I think about this a lot, particularly when I’m tempted to dismiss something I consider a fad, a blip on our cultural radar. And I thought about it last week, specifically.

I was serving as a de facto social director for a group of friends, and I’d planned an evening of music and ice cream. There was really no bad way for this to end up, even though I’m probably not anyone’s first choice as a DJ.

My playlist for the evening, carefully curated by letting YouTube pick the songs, featured Queen, the Andrew Sisters and the theme from “Ghostbusters.” The ice cream was really good.

I also tossed in a few popular videos, and that’s where I’m heading. I included the James Corden-Paul McCartney clip from one of Corden’s “Carpool Karaoke” episodes, in which the two of them drive around Liverpool on the wrong side of the road and sing Beatles songs.

I assumed most of my audience had seen the video, although there were enough blank looks that I realized I was wrong. It’s fairly long, and I worried a little. The ages of our little group ranged over 70 years, from little kids to old people.

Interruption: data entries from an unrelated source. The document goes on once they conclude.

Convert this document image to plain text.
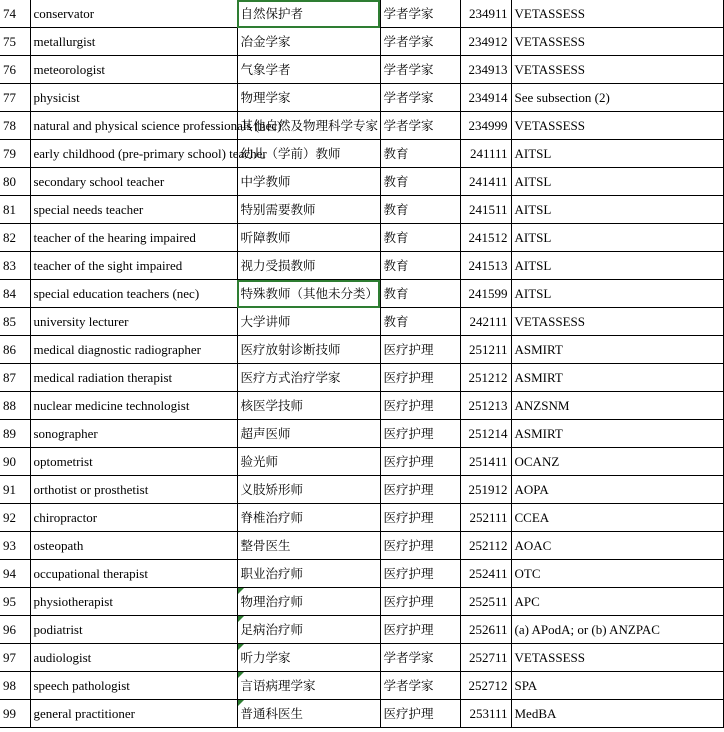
74	conservator	自然保护者	学者学家	234911	VETASSESS
75	metallurgist	冶金学家	学者学家	234912	VETASSESS
76	meteorologist	气象学者	学者学家	234913	VETASSESS
77	physicist	物理学家	学者学家	234914	See subsection (2)
78	natural and physical science professionals (nec)	其他自然及物理科学专家	学者学家	234999	VETASSESS
79	early childhood (pre-primary school) teacher	幼儿（学前）教师	教育	241111	AITSL
80	secondary school teacher	中学教师	教育	241411	AITSL
81	special needs teacher	特别需要教师	教育	241511	AITSL
82	teacher of the hearing impaired	听障教师	教育	241512	AITSL
83	teacher of the sight impaired	视力受损教师	教育	241513	AITSL
84	special education teachers (nec)	特殊教师（其他未分类）	教育	241599	AITSL
85	university lecturer	大学讲师	教育	242111	VETASSESS
86	medical diagnostic radiographer	医疗放射诊断技师	医疗护理	251211	ASMIRT
87	medical radiation therapist	医疗方式治疗学家	医疗护理	251212	ASMIRT
88	nuclear medicine technologist	核医学技师	医疗护理	251213	ANZSNM
89	sonographer	超声医师	医疗护理	251214	ASMIRT
90	optometrist	验光师	医疗护理	251411	OCANZ
91	orthotist or prosthetist	义肢矫形师	医疗护理	251912	AOPA
92	chiropractor	脊椎治疗师	医疗护理	252111	CCEA
93	osteopath	整骨医生	医疗护理	252112	AOAC
94	occupational therapist	职业治疗师	医疗护理	252411	OTC
95	physiotherapist	物理治疗师	医疗护理	252511	APC
96	podiatrist	足病治疗师	医疗护理	252611	(a) APodA; or (b) ANZPAC
97	audiologist	听力学家	学者学家	252711	VETASSESS
98	speech pathologist	言语病理学家	学者学家	252712	SPA
99	general practitioner	普通科医生	医疗护理	253111	MedBA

Now I will rephrase, since I am, in a technical sense only, an old person. There were children, who seemed mildly entertained, and there were white-haired people who, I eventually realized, could have been teenyboppers screaming at Shea Stadium in 1966.

There were fewer tattoos than titanium hips in that room, on that night, and the place was rocking. Everybody loves Sir Paul.

I think everybody does, too. “How are you, love?” McCartney murmurs in the video as he embraces somebody’s grandma, a woman quite possibly younger than him, in a barbershop on Penny Lane. A small pub explodes in the middle of the day at the end, as McCartney puts on an impromptu show for the astonished patrons, and young men pump their fists in the air and elderly women put some stress on those metal joints as “Hard Day’s Night” fills the tiny bar.

“You need to see this” are possibly the most annoying words ever strung together to form an imperative, coming in an era when we’re overwhelmed with entertainment. In 1968, there were 85 distinct TV shows on the air, from soap operas to game shows to prime-time dramas, and I’m talking about on the planet, not just the U.S.

Today we have over 500, a staggering amount of material for me to ignore while I watch old episodes of “The Office.” I have mine, you have yours. Nobody needs to be told what to watch.

You really need to watch this.

It’s not about the Beatles. There’s no secret about the Beatles, and there never has been. The four lads from Liverpool hopped a speeding train driven by Buddy Holly and Bill Hailey, in exactly the right place and time, sprinkled with fairy dust from musical deities, and we were never the same.

You don’t need me to explain The Beatles.

I’ve also got nothing new to say about conflicts between generations, which is the way of the world. We have our stories, our cultures, our histories. We are walking Venn diagrams, looking for intersections and finding few.

We don’t watch the same TV shows, or movies, or listen to the same music, and it’s not just generational. You’ve got your phone and your headphones, and I’ve got mine.

And just when it seems we’ve evolved into a world of 8 billion with nothing in common, it turns out we’ve got Paul. We know the words to the same songs, it turns out, and it makes me smile to think that at least one grocery store checker never saw it coming.